Masih ingat bagaimana orang desa mandi ? Mereka akan mandi di pinggir kali di sela bebatuan, dengan menggunakan kemben dan menggosok – gosok bagian badannya, sambil mencuci pakaian. Aku tak tahu apakah ritual ini masih berlangsung hingga kini, mengingat dulu air sungai jernih karena tak ada polusi, sementara kini airnya keruh kecoklatan karena kadar polusi yang tinggi.
Dalam adegan film, sering digambarkan ada jejaka yang mengintip si gadis yang sedang mandi dengan kemben batiknya yang basah…

Sementara di desa juga ada yang mandi di ‘jedhing ‘ yang pintunya hanya setengah badan ( Setengah betis kita kelihatan dari luar, juga leher ke atas akan kelihatan)…, sehingga kita tak merasa bebas mandi,dan merasa perlu memasang kain penutup di pintu. Untuk memenuhi air di bak mandi yang terbuat dari semen, maka aku – saat KKN di desa di Bojonegoro, 19 tahun yang lalu – mesti menimba dari sumur, dan membawa ember penuh air untuk diisikan ke bak mandi .
Aku sempat melihat cara ‘kuno’ mandi, tidak menggunakan sabun, melainkan menggunakan batu kali yang kecil, untuk menggosok – gosok badan. Sebenarnya cara ini tidak sepenuhnya salah, karena batu berfungsi sebagai ‘scrubbing’ untuk meng’amplas’ sel-sel kulit mati di permukaan tubuh kita. Tetapi batu tak memiliki fungsi membersihkan kotoran di permukaan kulit.

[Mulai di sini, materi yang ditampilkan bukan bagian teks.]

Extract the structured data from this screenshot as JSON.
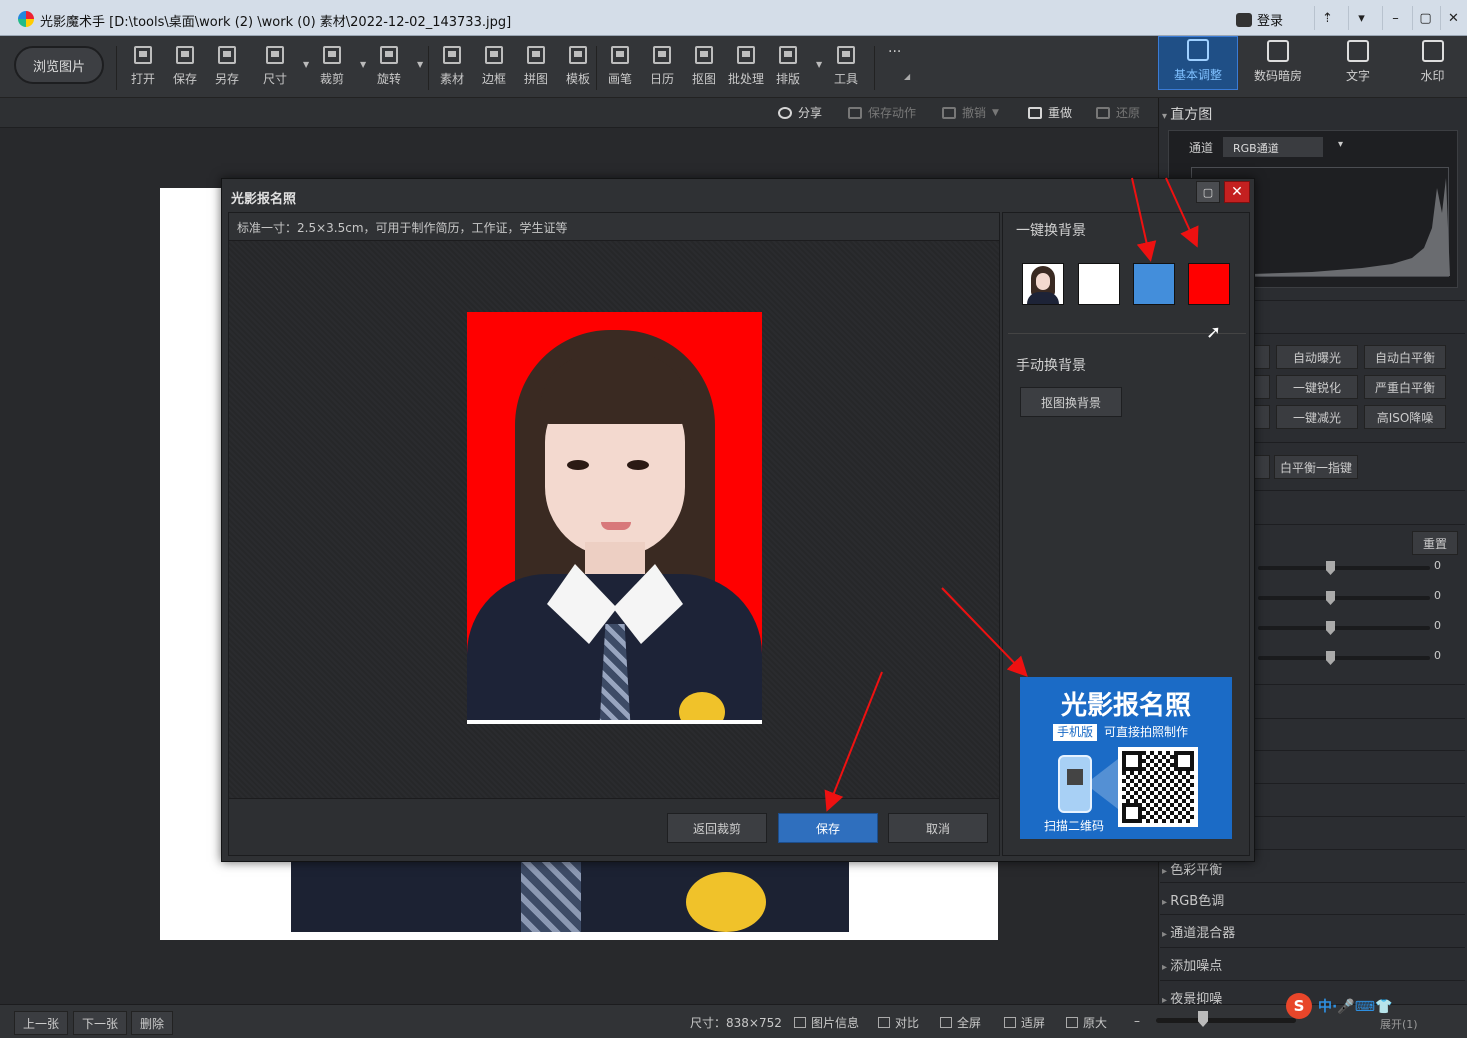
{
  "window": {
    "title": "光影魔术手 [D:\\tools\\桌面\\work (2) \\work (0) 素材\\2022-12-02_143733.jpg]",
    "login_label": "登录",
    "controls": [
      "⇡",
      "▾",
      "–",
      "▢",
      "✕"
    ]
  },
  "toolbar": {
    "browse_label": "浏览图片",
    "tools": [
      {
        "label": "打开",
        "icon": "open-icon"
      },
      {
        "label": "保存",
        "icon": "save-icon"
      },
      {
        "label": "另存",
        "icon": "save-as-icon"
      },
      {
        "label": "尺寸",
        "icon": "resize-icon"
      },
      {
        "label": "裁剪",
        "icon": "crop-icon"
      },
      {
        "label": "旋转",
        "icon": "rotate-icon"
      },
      {
        "label": "素材",
        "icon": "material-icon"
      },
      {
        "label": "边框",
        "icon": "border-icon"
      },
      {
        "label": "拼图",
        "icon": "collage-icon"
      },
      {
        "label": "模板",
        "icon": "template-icon"
      },
      {
        "label": "画笔",
        "icon": "brush-icon"
      },
      {
        "label": "日历",
        "icon": "calendar-icon"
      },
      {
        "label": "抠图",
        "icon": "cutout-icon"
      },
      {
        "label": "批处理",
        "icon": "batch-icon"
      },
      {
        "label": "排版",
        "icon": "layout-icon"
      },
      {
        "label": "工具",
        "icon": "wrench-icon"
      }
    ],
    "more_label": "···",
    "right_tabs": [
      {
        "label": "基本调整",
        "icon": "adjust-icon",
        "active": true
      },
      {
        "label": "数码暗房",
        "icon": "darkroom-icon",
        "active": false
      },
      {
        "label": "文字",
        "icon": "text-icon",
        "active": false
      },
      {
        "label": "水印",
        "icon": "watermark-icon",
        "active": false
      }
    ]
  },
  "actionbar": {
    "share": "分享",
    "save_action": "保存动作",
    "undo": "撤销",
    "redo": "重做",
    "restore": "还原"
  },
  "right_panel": {
    "histogram_title": "直方图",
    "channel_label": "通道",
    "channel_value": "RGB通道",
    "buttons_grid": [
      "自动曝光",
      "自动白平衡",
      "一键锐化",
      "严重白平衡",
      "一键减光",
      "高ISO降噪"
    ],
    "wb_button": "白平衡一指键",
    "reset_button": "重置",
    "slider_values": [
      "0",
      "0",
      "0",
      "0"
    ],
    "sections": [
      "色彩平衡",
      "RGB色调",
      "通道混合器",
      "添加噪点",
      "夜景抑噪"
    ]
  },
  "dialog": {
    "title": "光影报名照",
    "description": "标准一寸：2.5×3.5cm，可用于制作简历，工作证，学生证等",
    "one_click_bg_title": "一键换背景",
    "manual_bg_title": "手动换背景",
    "cutout_button": "抠图换背景",
    "swatches": [
      {
        "name": "original",
        "color": "#ff0000"
      },
      {
        "name": "white",
        "color": "#ffffff"
      },
      {
        "name": "blue",
        "color": "#438edb"
      },
      {
        "name": "red",
        "color": "#ff0000"
      }
    ],
    "buttons": {
      "back": "返回裁剪",
      "save": "保存",
      "cancel": "取消"
    },
    "promo": {
      "title": "光影报名照",
      "tag": "手机版",
      "subtitle": "可直接拍照制作",
      "scan_label": "扫描二维码"
    }
  },
  "bottombar": {
    "prev": "上一张",
    "next": "下一张",
    "delete": "删除",
    "size": "尺寸：838×752",
    "info": "图片信息",
    "compare": "对比",
    "fullscreen": "全屏",
    "fit": "适屏",
    "original": "原大",
    "expand": "展开(1)"
  },
  "ime": {
    "logo": "S",
    "text": "中·🎤⌨👕"
  }
}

Di Mojokerto, saat aku harus kost 1 bulan karena melakukan kerja praktek di salah satu pabrik di sana, aku terkaget – kaget karena di rumah Ibu kost – yang tak pernah kutinggali karena aku lebih memilih ulang alik setiap hari Sby – Mojokerto - bak mandinya yang super besar itu tidak hanya berfungsi sebagai bak air, melainkan juga tempat memelihara ikan mas…!! Aduuh benar – benar musibah deh, .. terbayang ‘kan,.bagaimana geli dan jijiknya aku, mesti mandi bersama ikan mas,.yang juga membuang kotorannya di sana !!! Bagaimana mau mengambil air wudlu, jika airnya bercampur dengan kotoran ikan ?

Aku bukan orang yang suka menghabiskan waktu berlama – lama di kamar mandi. Bagiku, cukup 10 menit untuk mandi. Bahkan jika perlu, dalam keadaan darurat, di mana aku tergesa – gesa pergi bekerja, aku akan mandi koboi, 5 menitpun jadi !!!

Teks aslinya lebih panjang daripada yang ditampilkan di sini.